Campus Climate, Diversity, Finances Are Town Hall Topics

The results of a campus climate survey show that the majority of respondents across the Dartmouth community feel comfortable. However, some on campus feel the lack of a sense of belonging, said Denise Anthony, vice provost for academic initiatives.

Anthony presented the results of the Dartmouth Community Study survey, which students, faculty, and staff took in October, to about 150 community members, most of them staff, at a town hall meeting on May 11, hosted by Executive Vice President Rick Mills, that included a financial presentation by Chief Financial Officer Mike Wagner.

Mills began the session with a clip from a film by movie maker Ken Burns about Vermont physician Horatio Nelson Jackson, an early automobile pioneer who with another man drove across country in the first transcontinental trip in a “horseless carriage,” to the incredulity of naysayers.

Jackson’s determination to finish his journey despite obstacles, real and virtual, along the way is akin to Dartmouth’s efforts to make its campus more inclusive and welcoming to all, Mills said. And, he added, the College won’t be deterred if initial efforts don’t succeed as planned.

“We’re not going to quit. We’re going to keep trying, and that’s going to be an important point in where we go in diversity and inclusivity. We’ve got to keep trying. We’ve got to keep doing things until we succeed. And the message is, just because we failed, don’t stop trying,” Mills said.

Anthony said the survey results showed some clear strengths, for example, that 70 percent of faculty, staff, and students rated the overall campus climate as “very comfortable” or “comfortable.” But the data also showed that the Dartmouth experience is not the same for all members of the community, with 21 percent of respondents indicating that they had experienced “exclusionary, intimidating, offensive or hostile conduct” in the past year.

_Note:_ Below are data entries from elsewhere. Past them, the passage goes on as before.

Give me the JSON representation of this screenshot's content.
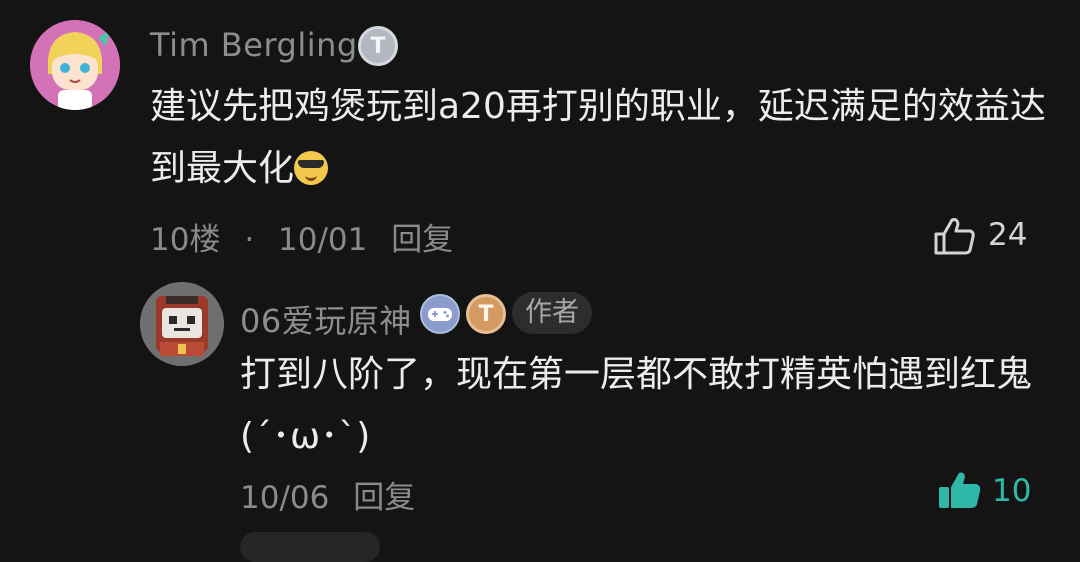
{
  "comment": {
    "username": "Tim Bergling",
    "level_badge": "T",
    "content": "建议先把鸡煲玩到a20再打别的职业，延迟满足的效益达到最大化",
    "floor": "10楼",
    "separator": "·",
    "date": "10/01",
    "reply_label": "回复",
    "likes": "24"
  },
  "reply": {
    "username": "06爱玩原神",
    "level_badge": "T",
    "author_tag": "作者",
    "content": "打到八阶了，现在第一层都不敢打精英怕遇到红鬼(´･ω･`)",
    "date": "10/06",
    "reply_label": "回复",
    "likes": "10"
  },
  "colors": {
    "background": "#141414",
    "muted_text": "#8a8a8a",
    "liked_accent": "#2fb8a8",
    "badge_silver": "#b3b7bf",
    "badge_bronze": "#d49a62"
  }
}
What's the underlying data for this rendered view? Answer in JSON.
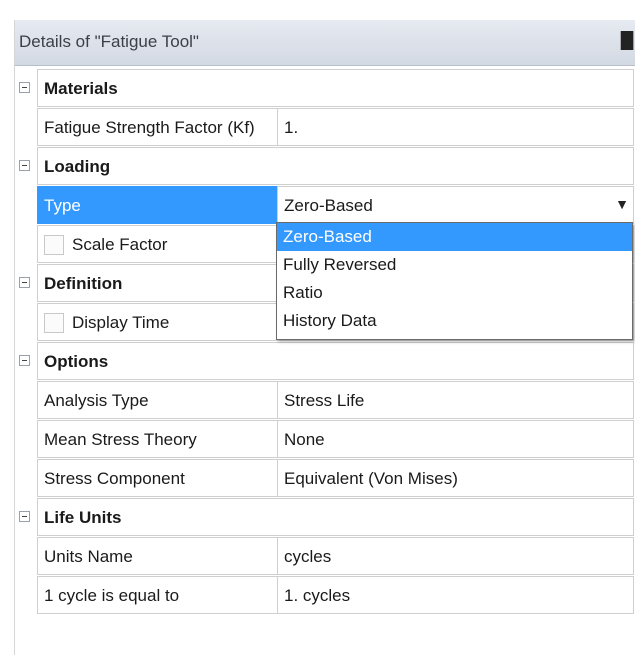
{
  "window": {
    "title": "Details of \"Fatigue Tool\"",
    "pin_glyph": "█"
  },
  "groups": [
    {
      "name": "Materials",
      "rows": [
        {
          "label": "Fatigue Strength Factor (Kf)",
          "value": "1."
        }
      ]
    },
    {
      "name": "Loading",
      "rows": [
        {
          "label": "Type",
          "value": "Zero-Based"
        },
        {
          "label": "Scale Factor",
          "value": ""
        }
      ]
    },
    {
      "name": "Definition",
      "rows": [
        {
          "label": "Display Time",
          "value": ""
        }
      ]
    },
    {
      "name": "Options",
      "rows": [
        {
          "label": "Analysis Type",
          "value": "Stress Life"
        },
        {
          "label": "Mean Stress Theory",
          "value": "None"
        },
        {
          "label": "Stress Component",
          "value": "Equivalent (Von Mises)"
        }
      ]
    },
    {
      "name": "Life Units",
      "rows": [
        {
          "label": "Units Name",
          "value": "cycles"
        },
        {
          "label": "1 cycle is equal to",
          "value": "1. cycles"
        }
      ]
    }
  ],
  "dropdown": {
    "arrow": "▼",
    "options": [
      "Zero-Based",
      "Fully Reversed",
      "Ratio",
      "History Data"
    ],
    "selected": "Zero-Based"
  },
  "colors": {
    "selection": "#3399ff",
    "title_bar": "#dde2ea",
    "grid_line": "#cfcfcf"
  },
  "icons": {
    "expander": "collapse-minus-icon",
    "pin": "pin-icon",
    "checkbox": "checkbox-unchecked-icon",
    "arrow": "dropdown-arrow-icon"
  }
}
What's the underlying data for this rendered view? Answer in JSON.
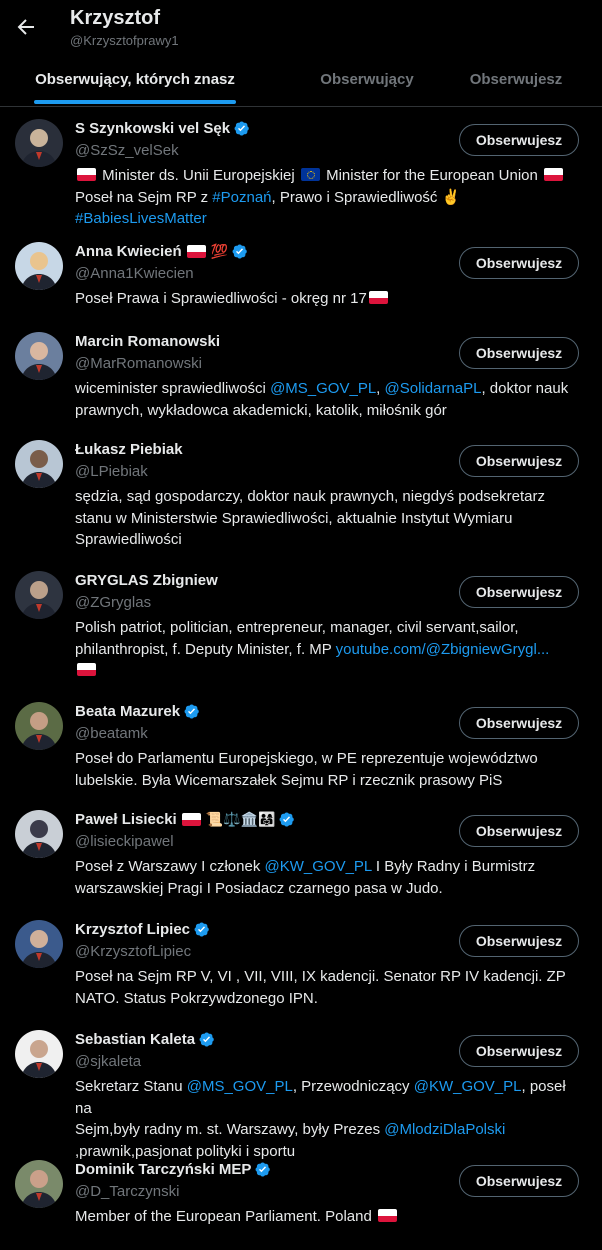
{
  "header": {
    "name": "Krzysztof",
    "handle": "@Krzysztofprawy1"
  },
  "tabs": [
    {
      "label": "Obserwujący, których znasz",
      "active": true
    },
    {
      "label": "Obserwujący",
      "active": false
    },
    {
      "label": "Obserwujesz",
      "active": false
    }
  ],
  "colors": {
    "accent": "#1d9bf0",
    "background": "#000000",
    "muted": "#71767b"
  },
  "users": [
    {
      "name": "S Szynkowski vel Sęk",
      "handle": "@SzSz_velSek",
      "button": "Obserwujesz",
      "verified": true,
      "bio": [
        [
          "flag-pl",
          " Minister ds. Unii Europejskiej ",
          "flag-eu",
          " Minister for the European Union ",
          "flag-pl"
        ],
        [
          "Poseł na Sejm RP z ",
          {
            "link": "#Poznań"
          },
          ", Prawo i Sprawiedliwość ✌️"
        ],
        [
          {
            "link": "#BabiesLivesMatter"
          }
        ]
      ]
    },
    {
      "name": "Anna Kwiecień",
      "name_suffix": [
        "flag-pl",
        "💯"
      ],
      "handle": "@Anna1Kwiecien",
      "button": "Obserwujesz",
      "verified": true,
      "bio": [
        [
          "Poseł Prawa i Sprawiedliwości - okręg nr 17",
          "flag-pl"
        ]
      ]
    },
    {
      "name": "Marcin Romanowski",
      "handle": "@MarRomanowski",
      "button": "Obserwujesz",
      "verified": false,
      "bio": [
        [
          "wiceminister sprawiedliwości ",
          {
            "link": "@MS_GOV_PL"
          },
          ", ",
          {
            "link": "@SolidarnaPL"
          },
          ", doktor nauk"
        ],
        [
          "prawnych, wykładowca akademicki, katolik, miłośnik gór"
        ]
      ]
    },
    {
      "name": "Łukasz Piebiak",
      "handle": "@LPiebiak",
      "button": "Obserwujesz",
      "verified": false,
      "bio": [
        [
          "sędzia, sąd gospodarczy, doktor nauk prawnych, niegdyś podsekretarz"
        ],
        [
          "stanu w Ministerstwie Sprawiedliwości, aktualnie Instytut Wymiaru"
        ],
        [
          "Sprawiedliwości"
        ]
      ]
    },
    {
      "name": "GRYGLAS Zbigniew",
      "handle": "@ZGryglas",
      "button": "Obserwujesz",
      "verified": false,
      "bio": [
        [
          "Polish patriot, politician, entrepreneur, manager, civil servant,sailor,"
        ],
        [
          "philanthropist, f. Deputy Minister, f. MP ",
          {
            "link": "youtube.com/@ZbigniewGrygl..."
          }
        ],
        [
          "flag-pl"
        ]
      ]
    },
    {
      "name": "Beata Mazurek",
      "handle": "@beatamk",
      "button": "Obserwujesz",
      "verified": true,
      "bio": [
        [
          "Poseł do Parlamentu Europejskiego, w PE reprezentuje województwo"
        ],
        [
          "lubelskie. Była Wicemarszałek Sejmu RP i rzecznik prasowy PiS"
        ]
      ]
    },
    {
      "name": "Paweł Lisiecki",
      "name_suffix": [
        "flag-pl",
        "📜⚖️🏛️👨‍👩‍👧"
      ],
      "handle": "@lisieckipawel",
      "button": "Obserwujesz",
      "verified": true,
      "bio": [
        [
          "Poseł z Warszawy I członek ",
          {
            "link": "@KW_GOV_PL"
          },
          " I Były Radny i Burmistrz"
        ],
        [
          "warszawskiej Pragi I Posiadacz czarnego pasa w Judo."
        ]
      ]
    },
    {
      "name": "Krzysztof Lipiec",
      "handle": "@KrzysztofLipiec",
      "button": "Obserwujesz",
      "verified": true,
      "bio": [
        [
          "Poseł na Sejm RP V, VI , VII, VIII, IX kadencji. Senator RP IV kadencji. ZP"
        ],
        [
          "NATO. Status Pokrzywdzonego IPN."
        ]
      ]
    },
    {
      "name": "Sebastian Kaleta",
      "handle": "@sjkaleta",
      "button": "Obserwujesz",
      "verified": true,
      "bio": [
        [
          "Sekretarz Stanu ",
          {
            "link": "@MS_GOV_PL"
          },
          ", Przewodniczący ",
          {
            "link": "@KW_GOV_PL"
          },
          ", poseł na"
        ],
        [
          "Sejm,były radny m. st. Warszawy, były Prezes ",
          {
            "link": "@MlodziDlaPolski"
          }
        ],
        [
          ",prawnik,pasjonat polityki i sportu"
        ]
      ]
    },
    {
      "name": "Dominik Tarczyński MEP",
      "handle": "@D_Tarczynski",
      "button": "Obserwujesz",
      "verified": true,
      "bio": [
        [
          "Member of the European Parliament. Poland ",
          "flag-pl"
        ]
      ]
    }
  ]
}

Diversity and inclusion are important topics that all of American society is dealing with right now, she said.

The survey is one of a pair of efforts underway to increase diversity and make all members of the community feel welcome and included in campus life. In addition to the Community Study, a plan of action will be announced at the end of this month in the Inclusive Excellence effort, launched in February to address gaps in action, accountability, coordination, and communication in creating a healthy, safe, and nondiscriminatory campus environment.

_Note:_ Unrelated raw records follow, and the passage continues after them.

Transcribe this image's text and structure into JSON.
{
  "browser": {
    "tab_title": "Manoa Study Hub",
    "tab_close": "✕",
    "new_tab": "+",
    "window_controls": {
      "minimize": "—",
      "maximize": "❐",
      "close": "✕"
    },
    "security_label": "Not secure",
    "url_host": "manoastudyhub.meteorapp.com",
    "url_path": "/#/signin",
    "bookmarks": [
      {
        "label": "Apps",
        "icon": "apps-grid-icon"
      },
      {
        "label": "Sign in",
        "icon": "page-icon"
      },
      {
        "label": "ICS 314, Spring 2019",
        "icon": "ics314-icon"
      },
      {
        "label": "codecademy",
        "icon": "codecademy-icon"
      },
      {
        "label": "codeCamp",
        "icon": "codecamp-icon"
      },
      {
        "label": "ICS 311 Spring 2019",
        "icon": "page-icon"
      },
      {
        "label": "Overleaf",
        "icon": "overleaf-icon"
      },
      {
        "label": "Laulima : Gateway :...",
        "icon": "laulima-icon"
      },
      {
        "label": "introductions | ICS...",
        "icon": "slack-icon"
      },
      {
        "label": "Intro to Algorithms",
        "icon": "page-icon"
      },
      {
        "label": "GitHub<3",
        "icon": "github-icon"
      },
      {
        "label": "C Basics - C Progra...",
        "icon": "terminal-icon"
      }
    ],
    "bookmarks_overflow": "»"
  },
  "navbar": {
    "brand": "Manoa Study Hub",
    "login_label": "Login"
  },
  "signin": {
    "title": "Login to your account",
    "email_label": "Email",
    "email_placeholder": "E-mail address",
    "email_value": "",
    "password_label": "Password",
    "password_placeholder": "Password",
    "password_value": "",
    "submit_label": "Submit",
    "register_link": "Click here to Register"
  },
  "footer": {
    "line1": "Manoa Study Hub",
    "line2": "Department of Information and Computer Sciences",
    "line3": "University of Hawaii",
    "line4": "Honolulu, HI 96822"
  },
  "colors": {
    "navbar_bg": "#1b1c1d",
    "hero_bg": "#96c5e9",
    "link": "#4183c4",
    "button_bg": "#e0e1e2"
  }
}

Provost Carolyn Dever, who answered questions at the meeting along with Anthony and Mills, said many at the College are working diligently to improve the campus climate.

Several students attending the meeting questioned the College’s commitment, saying there had been studies in the past, but concrete actions had not been implemented as a result of the studies.

“When is the administration going to start caring about students and faculty and staff of color beyond statistics?” asked one student.

Mills replied that “given the history of numbers of reports, we need to translate action into change on campus.”

“That’s why we do what we do,” he added. “We really do care.”

Dever told the students that their concerns are “what we’re trying to help understand and address. Your experiences on this campus are of intensive concern to us, and all of us up here, and all of the people I work with each day, are going to help.”

No one is happy about the data that say there are people on campus who don’t feel included or supported, Anthony said. “I am here as a faculty member and an administrator to think about and help all of us work on how we are going to change that. I don’t think it is a one-time action. It takes the concerted, collective efforts of all of us,” she said.

Additional forums are scheduled over the next two weeks to discuss the survey results and information related to the Inclusive Excellence effort.

In his presentation, Wagner showed the audience budget figures for the current fiscal year and for the new year, which begins July 1. He explained several projects in the works, including a peer review of the College’s procurement system, financial modeling for the next fundraising campaign, and a review of how budgeting is done across the institution.

The next town hall meeting is Sept. 14 at noon in Spaulding Auditorium.